Q. Is there a schedule for installment payments?
A. We don’t have anything formal set up, but you can definitely send in payments on your own schedule. Some people send in monthly payments while other people send in payments when it’s convenient.
Q. Will I receive a refund if I have to cancel my participation in this tour?
A. Once you have paid a deposit, there is a cancellation fee if you cannot join us. The cancellation fee depends on the tour and how far in advance of the tour you cancel. Our refund policy is covered in our Booking Terms and Conditions and is also outlined on the Registration Form that you’ll receive within 24 hours of registering with a deposit.
Any refunds will be sent by check within two weeks of our receiving written notification of your cancellation (email notification is fine). We will respond via email and ask for confirmation of your mailing address for any refunds. Address must be confirmed within six months, otherwise expect forfeiture of refund as we close out our books at that time.
Q. Will you be sending an updated itinerary with our overnight accommodations so we can leave it with folks at home?
A. Yes, you’ll receive the hotel information as well as emergency contact information one or two weeks before departure (note: it is subject to last-minute changes).
Q. What’s the emergency contact info that I can give my family?
A. Along with the hotel contact information, you will be given a cell phone number for your tour escort shortly before departure.
8. SPECIAL COVID CONSIDERATIONS
Q. Will I be required to have a negative Covid-19 test result to join this tour?
A. At this time, you will not be required to provide a negative Covid-19 test result in order to participate in our tours. The exception to this is if Cuba requires a negative test prior to entry. We will provide you with any entry information in advance so you will be prepared, but you will not be required to send WanderTours your test results.
We will provide you with all entry information in advance so you will be prepared.
Q. Do I need to have a negative Covid-19 test to return home?

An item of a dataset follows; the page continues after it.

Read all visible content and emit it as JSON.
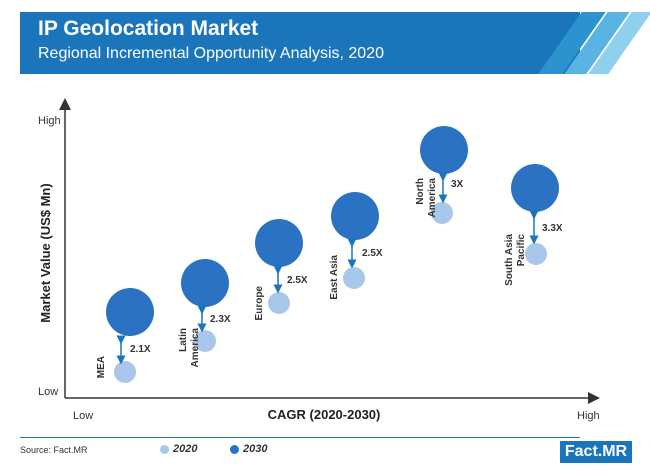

A. There are a handful of countries that still require a negative Covid-19 test prior to boarding your flight to that destination. Usually the test must be administered no more than 72 hours prior to boarding the flight. Alternately, in some cases, you may show proof of having recovered from Covid-19.
We will do our best to keep you apprised of this situation but, ultimately, it is your responsibility to abide by the mandates, laws and recommendations put forth by your the government at your next destination. If a negative test is required, we will make time in the itinerary to get tested to ensure that anyone who needs one has results before departure.
Q. Will masks be required during this tour?
A. Masks will not be required during the tour. If, however, you find yourself with any symptoms that are associated with Covid, we ask that you mask up for the protection of others.
There are still inherent risks with traveling while Covid-19 is actively occurring and one’s health cannot be guaranteed by WanderTours.